What are the main features of PPP and EIDL loans, and how does the forgiveness process vary for each loan type?

In the time of COVID, there is a lot of confusion about the different types of SBA loans that are out there, and what types of terms come along with them today. Today, I'm going to explain the main differences between the "emergency" loan programs that have been available to small businesses and compare them with typical SBA loans, (with the most common being 7(a) loans, so that people can try to understand what their options are. After all, it's difficult to figure out a plan of attack if you don't understand the rules of the game.

Paycheck Protection Program (PPP) loans 

First, let's talk about PPP loans, also known as the Paycheck Protection Program. PPP loans were designed to be disbursed through nearly 5,500 lenders across the country who typical offer typically offer other types of SBA loans (like 7(a), Express, and 504 loans). The purpose of the PPP loan was to provide a way for small businesses to keep workers on their payroll. 

In other words, instead of having businesses lay people off and the government paying them unemployment, the PPP loan was designed to allow lenders to provide money to small businesses so that they didn't have to lay people off. Like I said, in a roundabout way, it was just another form of unemployment without having to file for unemployment.

PPP loans were (no longer available as of the writing of this article) available in amounts of up to $10 million. In most cases, borrowers were taking much less than $10 million, as the amount that you were eligible for was dependent on your level of payroll for your business.

For a sole proprietor like me, I can only take 2.5 months' salary. And that salary was also capped at $100k. That means regardless of how much an employee earns, you can only pay them for 2.5 months of salary as if they were making $100k.

Paycheck protection program loans were essentially interest-free (a 1% interest rate). Initially, these were two-year loans, but eventually, they were turned into five-year loans, depending on when your loan was approved. PPP loans were pretty great in that they did not require collateral from the business, nor did they require personal guarantees. Anyone who's spent any time reading my blog about personal guarantees understands how important it is as a business owner to understand whether or not you've pledged your personal guarantee.  The difference is enormous. In a nutshell, because no collateral or personal guarantees were required, if your business ends up closing, there is no recourse back to you personally, which is tremendously important.

Here's another important facet of the PPP: These loans are 100% forgivable if all the employee retention criteria are met, and the funds are used for eligible expenses. I'm not going to get into all the details, but you can certainly go to the SBA website to learn additional details about what's eligible and what's not.
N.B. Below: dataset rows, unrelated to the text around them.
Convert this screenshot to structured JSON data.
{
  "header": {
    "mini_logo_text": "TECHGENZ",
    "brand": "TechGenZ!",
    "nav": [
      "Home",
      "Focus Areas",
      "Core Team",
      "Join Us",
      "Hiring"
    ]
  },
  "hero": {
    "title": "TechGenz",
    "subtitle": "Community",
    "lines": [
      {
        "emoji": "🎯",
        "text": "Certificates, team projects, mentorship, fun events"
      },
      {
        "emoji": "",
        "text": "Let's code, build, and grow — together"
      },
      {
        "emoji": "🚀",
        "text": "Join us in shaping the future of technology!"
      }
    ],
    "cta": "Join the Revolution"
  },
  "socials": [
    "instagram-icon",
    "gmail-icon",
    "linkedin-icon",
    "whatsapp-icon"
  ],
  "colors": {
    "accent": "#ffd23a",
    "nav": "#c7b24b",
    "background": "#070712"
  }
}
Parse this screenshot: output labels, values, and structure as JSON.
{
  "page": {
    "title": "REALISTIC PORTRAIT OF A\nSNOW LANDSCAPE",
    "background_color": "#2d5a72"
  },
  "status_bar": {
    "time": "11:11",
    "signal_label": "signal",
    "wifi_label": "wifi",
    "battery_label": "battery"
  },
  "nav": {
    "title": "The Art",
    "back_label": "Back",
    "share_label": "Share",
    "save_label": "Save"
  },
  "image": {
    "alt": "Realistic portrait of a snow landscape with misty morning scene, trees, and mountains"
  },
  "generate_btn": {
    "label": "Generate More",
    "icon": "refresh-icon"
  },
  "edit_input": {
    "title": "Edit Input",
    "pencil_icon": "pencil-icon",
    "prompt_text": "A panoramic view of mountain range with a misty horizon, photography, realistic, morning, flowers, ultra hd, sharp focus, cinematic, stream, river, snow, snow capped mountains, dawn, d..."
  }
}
Payments on the PPP program will be deferred for a period, depending on when the borrower submits a request for loan forgiveness. As of the writing of this article, these loans are no longer available. It doesn't mean they won't be available going forward, and people are watching Congress closely to see if they pass another round of financial aid for small businesses. There's been a lot of criticism about the PPP program, both through the origination, where there were accusations of preference that lenders gave to existing borrowers, as well as on the back end, as the forgiveness rules seems to be changing.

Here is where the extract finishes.